O ROMANCE “A CONSCIÊNCIA DE ZENO” E O MAL ESTAR DA CIVILIZAÇÃO


Conheci a obra “A consciência de Zeno” a partir de uma publicação da revista Bravo, que listava as 100 melhores obras da humanidade, simplesmente. E sou fascinado por listas, logo as palavras “psicanálise” e “narrativa” motivaram-me abruptamente a ler esta obra, em algum momento. E garanto que não perdi meu tempo, na verdade, já reli. Digo o porquê.
As credenciais dessa obra já se bastam, caso a alguém for relevante. Ela foi publicada em 1923, logo após a primeira guerra mundial, por Italo Svevo, na verdade um pseudônimo do italiano Aron Ettore Schimitz. Considerada pela crítica uma obra prima, dialoga fortemente com a chamada narrativa de Trieste. Quase uma escola, onde pelejava, também, um James Joyce jovem e cheio de intensidade. Muitos dos músculos narrativos e das técnicas narratológicas objetivas tiveram retoques nesse ambiente. Joyce e Svevo eram amigos e trocavam leituras. Joyce leu “A consciência de Zeno” e ficou espantado do que havia para dizer sobre o fumo. Na verdade ele questionava a força narrativa de Svevo, em construir um personagem tão forte e esclarecedor diante de um motivo tão banal. Parar de fumar.
Este mote sustenta o livro. Nosso personagem, narrador em primeiríssima pessoa, possui sofisticadas técnicas de apresentação dos fatos, que hora mostram-se límpidos e claros, ora mostram-se cravejados por sua própria leitura e ordenação, atrapalhando a análise externa.

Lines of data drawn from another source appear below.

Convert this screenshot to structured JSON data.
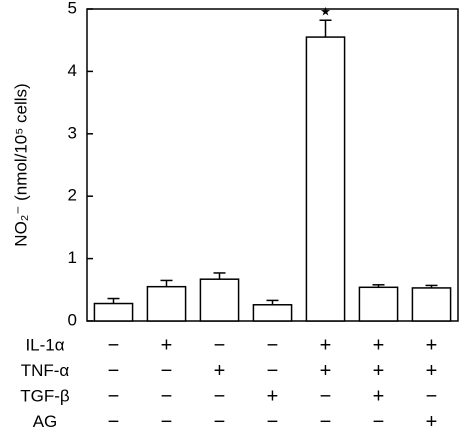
{
  "chart_data": {
    "type": "bar",
    "y_label": "NO₂⁻ (nmol/10⁵ cells)",
    "categories": [
      null,
      null,
      null,
      null,
      null,
      null,
      null
    ],
    "values": [
      0.28,
      0.55,
      0.67,
      0.26,
      4.55,
      0.54,
      0.53
    ],
    "errors": [
      0.08,
      0.1,
      0.1,
      0.07,
      0.27,
      0.04,
      0.04
    ],
    "value_annotations": [
      null,
      null,
      null,
      null,
      "★",
      null,
      null
    ],
    "color": "#ffffff",
    "ylim": [
      0,
      5
    ],
    "yticks": [
      0,
      1,
      2,
      3,
      4,
      5
    ],
    "treatments": [
      {
        "label": "IL-1α",
        "signs": [
          "−",
          "+",
          "−",
          "−",
          "+",
          "+",
          "+"
        ]
      },
      {
        "label": "TNF-α",
        "signs": [
          "−",
          "−",
          "+",
          "−",
          "+",
          "+",
          "+"
        ]
      },
      {
        "label": "TGF-β",
        "signs": [
          "−",
          "−",
          "−",
          "+",
          "−",
          "+",
          "−"
        ]
      },
      {
        "label": "AG",
        "signs": [
          "−",
          "−",
          "−",
          "−",
          "−",
          "−",
          "+"
        ]
      }
    ]
  }
}
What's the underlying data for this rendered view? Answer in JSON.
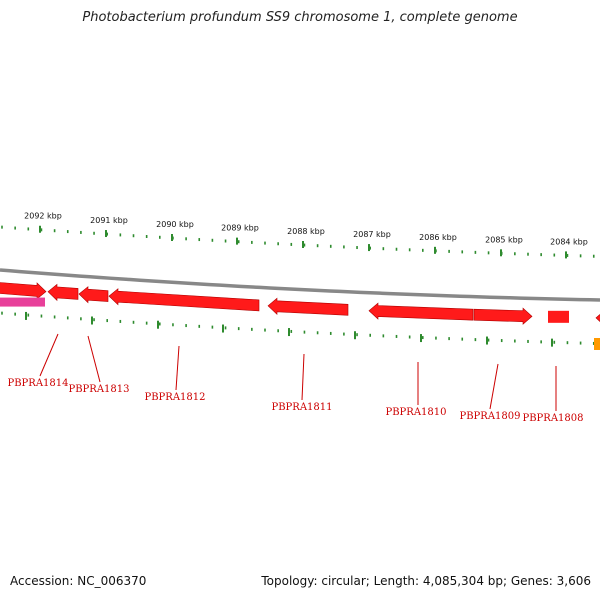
{
  "title": "Photobacterium profundum SS9 chromosome 1, complete genome",
  "footer": {
    "accession": "Accession: NC_006370",
    "summary": "Topology: circular; Length: 4,085,304 bp; Genes: 3,606"
  },
  "colors": {
    "backbone": "#888888",
    "ticks": "#2e8b2e",
    "gene_red": "#ff1a1a",
    "gene_pink": "#e8409a",
    "gene_orange": "#ff9900",
    "label_red": "#cc0000"
  },
  "kbp_labels": [
    "2092 kbp",
    "2091 kbp",
    "2090 kbp",
    "2089 kbp",
    "2088 kbp",
    "2087 kbp",
    "2086 kbp",
    "2085 kbp",
    "2084 kbp"
  ],
  "gene_labels": [
    "PBPRA1814",
    "PBPRA1813",
    "PBPRA1812",
    "PBPRA1811",
    "PBPRA1810",
    "PBPRA1809",
    "PBPRA1808"
  ]
}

Na verdade, a provável cura de Zeno é sua própria aplicação do método psicanalítico, onde ele justifica-se sempre do que fez em vida, das coisas ruins que provocou, julgando sua própria moralidade.
Mas seu julgamento moral é muitas vezes parcial, não permitindo que ele se descubra o vilão. Sempre, no final, sua razão acoberta a suas descobertas, obstruindo que ele consiga a cura que quer pela psicanálise, ou seja, compreendendo as causas profundas de seus problemas com o fumo e com as pessoas. Portanto, o médico é sempre um ser estranho, mesmo que seja parte importante no processo, uma vez que ele, doutor sem nome, levará à cura. Então Zeno se mostra a própria cura, ou a tentativa dela, negando o caráter eficaz da psicanálise.

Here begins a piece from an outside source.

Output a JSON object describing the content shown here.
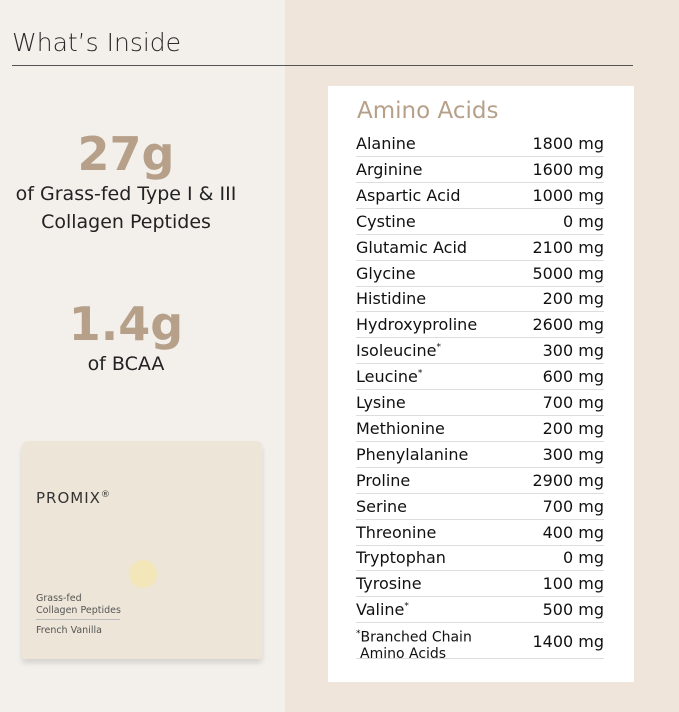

Voltando à trama central do romance, a base é a narrativa pessoal e impessoal, quando possível, do personagem “Zeno”, que inicia um tratamento psicanalítico para abandonar o fumo. O protagonista textualiza sua trajetória pessoal, mentalmente, narrando em detalhes alguns momentos relevantes da sua vida, divididos no livro em capítulos principais, que exemplifico os que mais chocaram-me como leitor: a morte de seu pai, seu casamento e sua traição. Suas descrições minuciosas com um foco narrativo ímpar, detalhes narratológicos e camadas e camadas de inferências nos faz ver o mundo de Zeno, sua mente, quase que como o Doutor, ou agindo como tal, mas que na verdade, o Doutor é o próprio Zeno, que nos leva a tentar e provar suas afirmações.
Tenho dito, não sem certa resistência, que as narrativas são peças vivas e que a técnica bem manipulada e executada é como uma sinfonia, ou o canto de um tenor. São práticas exaustivas de testes, aplicações e resultados, que criam uma mágica no ato da leitura. Um grande enredo pode derreter nas mãos de um maestro fraco. E um enredo simples pode transformar-se em um épico na prática de um grande narrador como Dostoiévski. Narrar é um conjunto de habilidades que devem ser harmonizados dentro de uma performance e uma nuance. Não perderemos, enquanto analistas, nenhum minuto lendo este Romance.   
Por outro lado, uma sombra paira sobre a humanidade desde a sua consciência. No acender a tocha da mente, os fantasmas da culpa, do medo e de vassalos como a ansiedade e o tédio aglomeram-se, permeando a cultura e o nosso senso de sobrevivência mais vital. A sociedade está doente? O homem está doente? Desde o sempre a pergunta é a mesma. Muito da mitologia grega baseou-se nas dores da alma. Freud já havia persistido na doença da cultura. E hoje vivemos os mesmos questionamentos. Então, qual a importância de uma obra narrativa, com narratividade forte e objetiva, técnicas narratológicas bem construídas, escancarar a construção e desconstrução do “eu” frente às dores do mundo?
Este é o romance “A Consciência de Zeno”, que merece ser lido com aquele olhar sintonizado com o nosso tempo, com o nosso eu, com as técnicas narrativas e com o mal estar da civilização de Freud.